La solidarité africaine dont les blancs ne cessaient de vanter la portée sociale, le « ujamaa » : être en famille, des pionnées du panafricanisme, le « Aimons-nous » qui est devenu un slogan actuel mais creux ne sont plus au rendez-vous dans la société congolaise.

Que pense l’opinion de Damien Sezibera encore en vie ?

« Un autre cas qui devrait attirer notre attention soutenue est celui de Damien Sezibera », avertit le jeune Blaise. Son ami est actuellement interné dans une structure sanitaire au niveau de la commune de Kadutu.

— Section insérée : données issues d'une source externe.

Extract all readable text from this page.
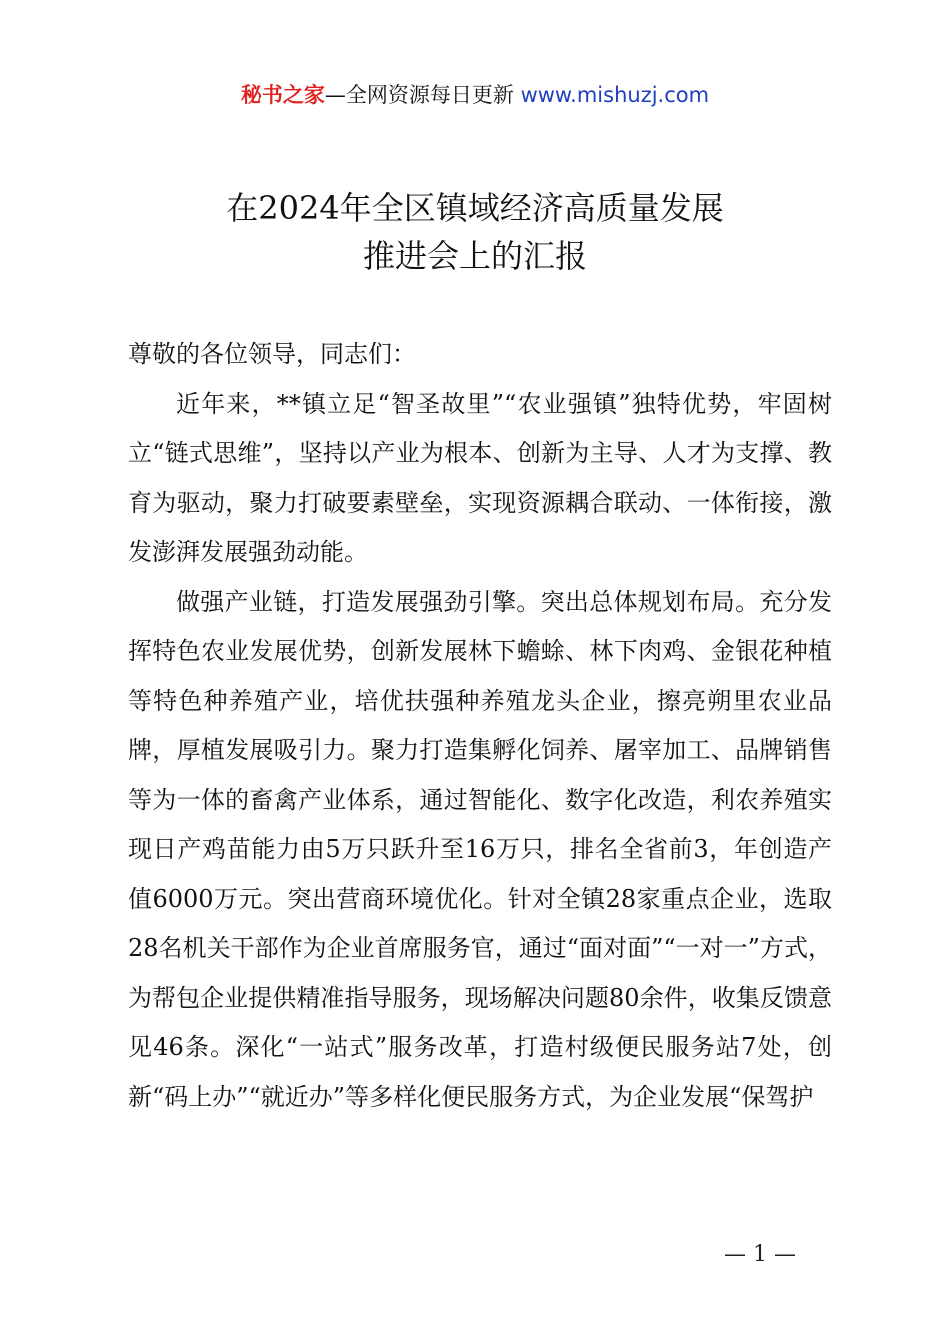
秘书之家—全网资源每日更新 www.mishuzj.com
在2024年全区镇域经济高质量发展
推进会上的汇报

尊敬的各位领导，同志们：

近年来，**镇立足“智圣故里”“农业强镇”独特优势，牢固树立“链式思维”，坚持以产业为根本、创新为主导、人才为支撑、教育为驱动，聚力打破要素壁垒，实现资源耦合联动、一体衔接，激发澎湃发展强劲动能。

做强产业链，打造发展强劲引擎。突出总体规划布局。充分发挥特色农业发展优势，创新发展林下蟾蜍、林下肉鸡、金银花种植等特色种养殖产业，培优扶强种养殖龙头企业，擦亮朔里农业品牌，厚植发展吸引力。聚力打造集孵化饲养、屠宰加工、品牌销售等为一体的畜禽产业体系，通过智能化、数字化改造，利农养殖实现日产鸡苗能力由5万只跃升至16万只，排名全省前3，年创造产值6000万元。突出营商环境优化。针对全镇28家重点企业，选取28名机关干部作为企业首席服务官，通过“面对面”“一对一”方式，为帮包企业提供精准指导服务，现场解决问题80余件，收集反馈意见46条。深化“一站式”服务改革，打造村级便民服务站7处，创新“码上办”“就近办”等多样化便民服务方式，为企业发展“保驾护

— 1 —
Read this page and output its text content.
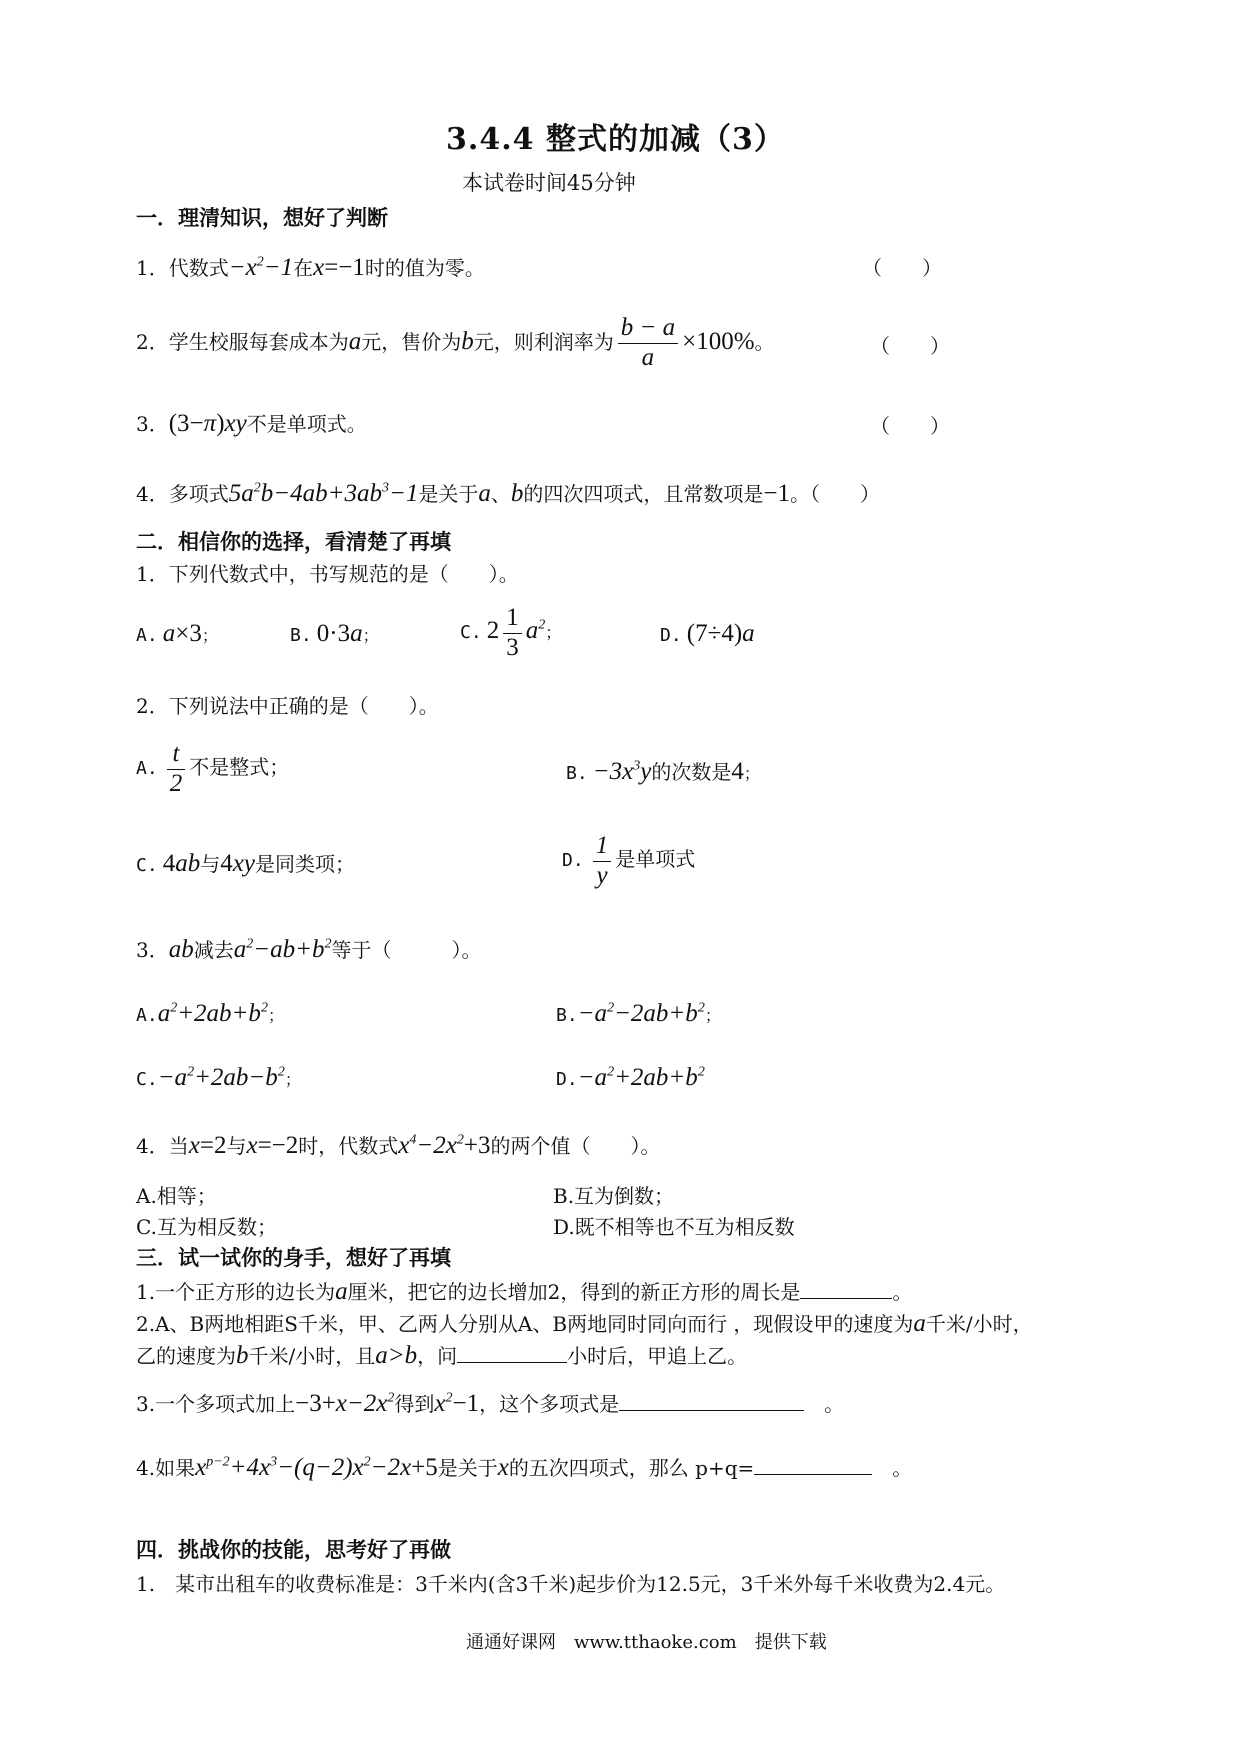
3.4.4 整式的加减（3）
本试卷时间45分钟
一．理清知识，想好了判断
1．代数式$-x^2-1$在x=−1时的值为零。	（　　）
2．学生校服每套成本为a元，售价为b元，则利润率为 $\frac{b - a}{a} \times 100\%$。	（　　）
3．(3−π)xy不是单项式。	（　　）
4．多项式$5a^2b-4ab+3ab^3-1$是关于a、b的四次四项式，且常数项是−1。（　　）
二．相信你的选择，看清楚了再填
1．下列代数式中，书写规范的是（　　）。
A. a×3；	B. 0·3a；	C. $2 \frac{1}{3} a^2$；	D. (7÷4)a
2．下列说法中正确的是（　　）。
A. $\frac{t}{2}$ 不是整式；	B. $-3x^3y$的次数是4；
C. 4ab与4xy是同类项；	D. $\frac{1}{y}$ 是单项式
3．ab减去$a^2-ab+b^2$等于（　　　）。
$A.a^2+2ab+b^2$；	$B.-a^2-2ab+b^2$；
$C.-a^2+2ab-b^2$；	$D.-a^2+2ab+b^2$
4．当x=2与x=−2时，代数式$x^4-2x^2+3$的两个值（　　）。
A.相等；	B.互为倒数；
C.互为相反数；	D.既不相等也不互为相反数
三．试一试你的身手，想好了再填
1.一个正方形的边长为a厘米，把它的边长增加2，得到的新正方形的周长是	。
2.A、B两地相距S千米，甲、乙两人分别从A、B两地同时同向而行 ，现假设甲的速度为a千米/小时，
乙的速度为b千米/小时，且a>b，问	小时后，甲追上乙。
3.一个多项式加上$-3+x-2x^2$得到$x^2-1$，这个多项式是　	。
4.如果$x^{p-2}+4x^3-(q-2)x^2-2x+5$是关于x的五次四项式，那么 p+q=　	。
四．挑战你的技能，思考好了再做
1.　某市出租车的收费标准是：3千米内(含3千米)起步价为12.5元，3千米外每千米收费为2.4元。
通通好课网　www.tthaoke.com　提供下载
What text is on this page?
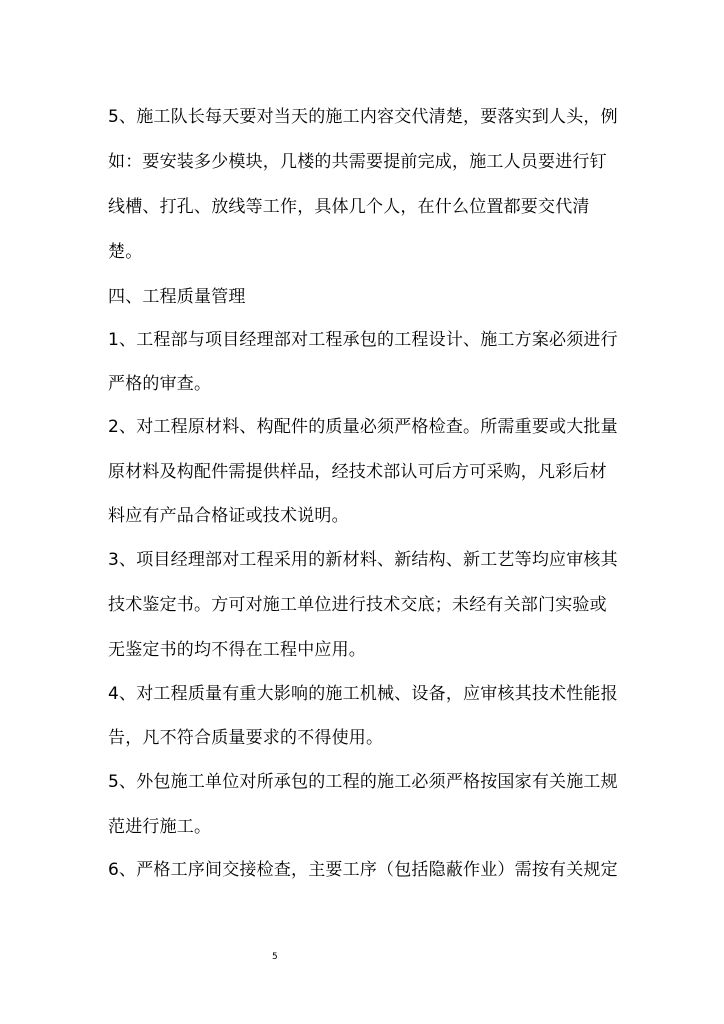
5、施工队长每天要对当天的施工内容交代清楚，要落实到人头，例
如：要安装多少模块，几楼的共需要提前完成，施工人员要进行钉
线槽、打孔、放线等工作，具体几个人，在什么位置都要交代清
楚。
四、工程质量管理
1、工程部与项目经理部对工程承包的工程设计、施工方案必须进行
严格的审查。
2、对工程原材料、构配件的质量必须严格检查。所需重要或大批量
原材料及构配件需提供样品，经技术部认可后方可采购，凡彩后材
料应有产品合格证或技术说明。
3、项目经理部对工程采用的新材料、新结构、新工艺等均应审核其
技术鉴定书。方可对施工单位进行技术交底；未经有关部门实验或
无鉴定书的均不得在工程中应用。
4、对工程质量有重大影响的施工机械、设备，应审核其技术性能报
告，凡不符合质量要求的不得使用。
5、外包施工单位对所承包的工程的施工必须严格按国家有关施工规
范进行施工。
6、严格工序间交接检查，主要工序（包括隐蔽作业）需按有关规定
5
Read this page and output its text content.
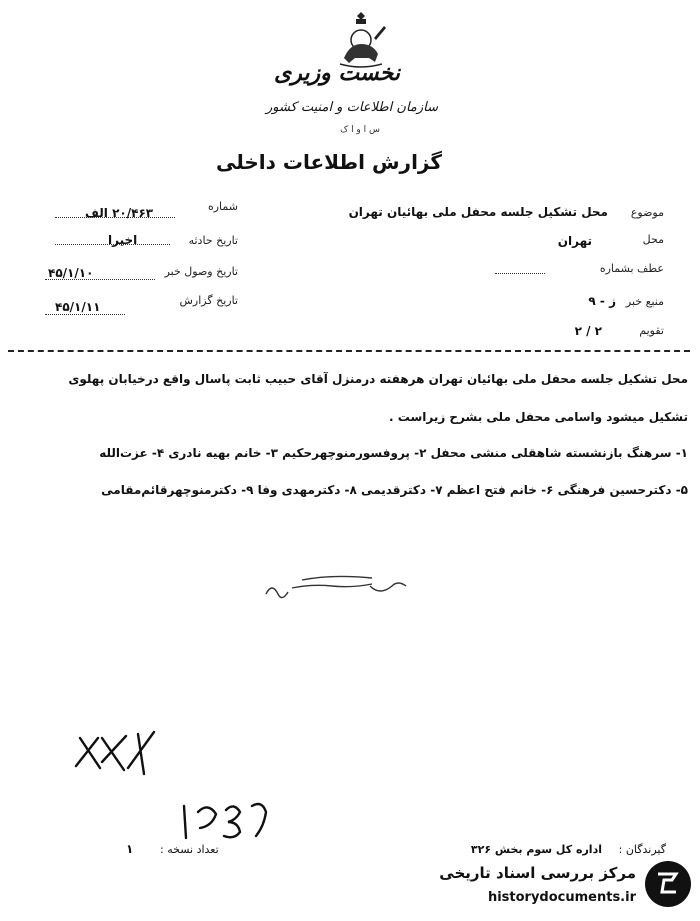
نخست وزیری
سازمان اطلاعات و امنیت کشور
س ا و ا ک
گزارش اطلاعات داخلی
موضوع
محل تشکیل جلسه محفل ملی بهائیان تهران
محل
تهران
عطف بشماره
منبع خبر
ز - ۹
تقویم
۲ / ۲
شماره
۲۰/۴۶۳ الف
تاریخ حادثه
اخیرا
تاریخ وصول خبر
۴۵/۱/۱۰
تاریخ گزارش
۴۵/۱/۱۱
محل تشکیل جلسه محفل ملی بهائیان تهران هرهفته درمنزل آقای حبیب ثابت پاسال واقع درخیابان پهلوی
تشکیل میشود واسامی محفل ملی بشرح زیراست .
۱- سرهنگ بازنشسته شاهقلی منشی محفل ۲- پروفسورمنوچهرحکیم ۳- خانم بهیه نادری ۴- عزت‌الله
۵- دکترحسین فرهنگی ۶- خانم فتح اعظم ۷- دکترقدیمی ۸- دکترمهدی وفا ۹- دکترمنوچهرقائم‌مقامی
گیرندگان :
اداره کل سوم بخش ۳۲۶
تعداد نسخه :
۱
مرکز بررسی اسناد تاریخی
historydocuments.ir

Tout le monde connaît les talents et valeurs qu’il a transmis à nombreuses personnalités de notre province, voire de notre pays. Mais, au moment où il est en train de souffrir, personne n’ose lui apporter un quelconque appui. Si par malheur il lui arrivait un sort désagréable, nous verrons tous ceux qui se disent notables, autorités, membre de mutualités et autres organisations se mobiliser en un seul homme pour lui réserver des témoignages, des cérémonies funéraires de marques avec toutes formes de contributions signées au nom de tel ou telle.

Ces quelques cas de figure nous permettent de comprendre ce qu’est devenue notre société. A quoi bon de fuir la vie pour sauver la mort ? Si on assistait une personne de son vivant, on pourrait probablement l’épargner d’une mort précoce, et ce serait un témoignage plus utile.

Mais lorsqu’on abandonne quelqu’un de son vivant pour lui réserver des hommages délicieux à sa mort, c’est une autre façon de se moquer de son existence et cela devient inutile.

Sans se prétendre juge des autres ou donneur de leçons, Blaise Bulonza aimerait ici interpeller ses compatriotes dans le but de raviver leurs valeurs qui semblent être rejetées par les contemporains. Retournons à notre solidarité africaine, à l’ujamaa et gardons au cœur cet adage qui dit : Aimons-nous vivants.

Pour l’analyste Blaise Bulonza, il n’est jamais tard pour revenir à la raison. « Il est inutile de vanter nos adages, nos mutualités, notre foi moins encore nos origines si en pratique nous restons inertes les uns envers les autres », regrette-t-il en lançant pour ce faire un vibrant appel à tous les compatriotes de toutes les générations confondues à vivre les valeurs africaines, chrétiennes et surtout celles des bantus. Aimons-nous vivants.